= Ou Yezi =

Chinese swordsmith

Ou Yezi (歐冶子 (欧冶子, Ōu Yězǐ, Ou Yeh Tzŭ)) was a legendary master of sword-making in the Spring and Autumn period. According to Yuejueshu, he forged five treasured swords for Gan Jiang and King Zhao of Chu, named, respectively, Zhanlu (湛卢), Juque (巨阙), Shengxie (胜邪), Yuchang (鱼肠) and Chunjun (纯钧). He also made three swords for King Goujian of Yue, named Longyuan (龙渊), Tai'e (泰阿) and Gongbu (工布), Hailed as The Greatest Blacksmith.

==Teacher of Gan Jiang==
According to the Spring and Autumn Annals of Wu and Yue, Ou Yezi was the master teacher of Gan Jiang (Birrell 1993, 221-227 and 303).

==Swords made by Ou Yezi==
- (纯钧, 纯钩, or 淳钧) Chúnjūn, Chúngōu, or Chúnjūn (Purity) - Its patterns resembled a row of stars in a constellation.
- (湛卢) Zhànlú/Pilü (Black) - A sword made from the finest of the Five Metals and imbued with the essence of Fire. Said to be sensitive to its owner's behaviour, it left of its own accord for the state of Chu when Helü's conduct offended it. When Helü became aware of King Zhao of Chu's possession of Zhanlu, he attacked Chu.
- Haocao/Panying (Bravery/Hard) - Said to have been imbued with the aspect of lawlessness and was therefore of no use to anyone.

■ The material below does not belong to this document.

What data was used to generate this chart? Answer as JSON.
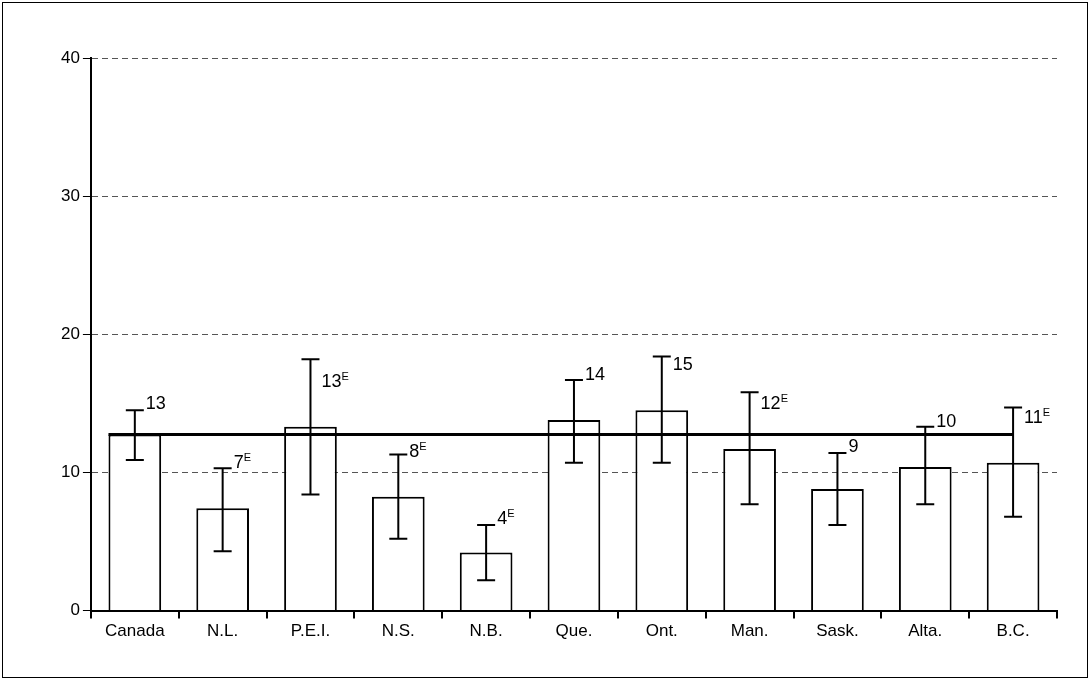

It was used as a burial object.
- (鱼肠) Yúcháng (Fish Intestines) - A short dagger said to be capable of cleaving through iron as if it were mud. Used by Helü of Wu to assassinate his uncle, Liao of Wu. It was hidden in a cooked fish presented to King Liao at a banquet. As a result of the assassination, the blade gained a reputation for causing its user to be disloyal.
- (巨阙) Jùquē (Great Destroyer) - Said to be incredibly durable, being able to withstand even hitting or stabbing rock.
- (胜邪) Shèngxié (Victor over Evil)

==Swords made with Gan Jiang==
- (龙渊) Lóngyuān (Loong Gulf) - Its shape resembled that of a deep gulf when seen from a high mountain. Goujian used it to cut a gash in his thigh as an act of self punishment when he mistakenly executed an innocent person.
- (泰阿) Tàiē (Great Riverbank) - It had patterns like the waves of a flowing river. Tai'a was used by the king of Chu to direct his army against a Jin invasion.
- (工布) Gōngbù (Artisanal Display) - Gongbu patterns like flowing water that stop like pearls at the spine.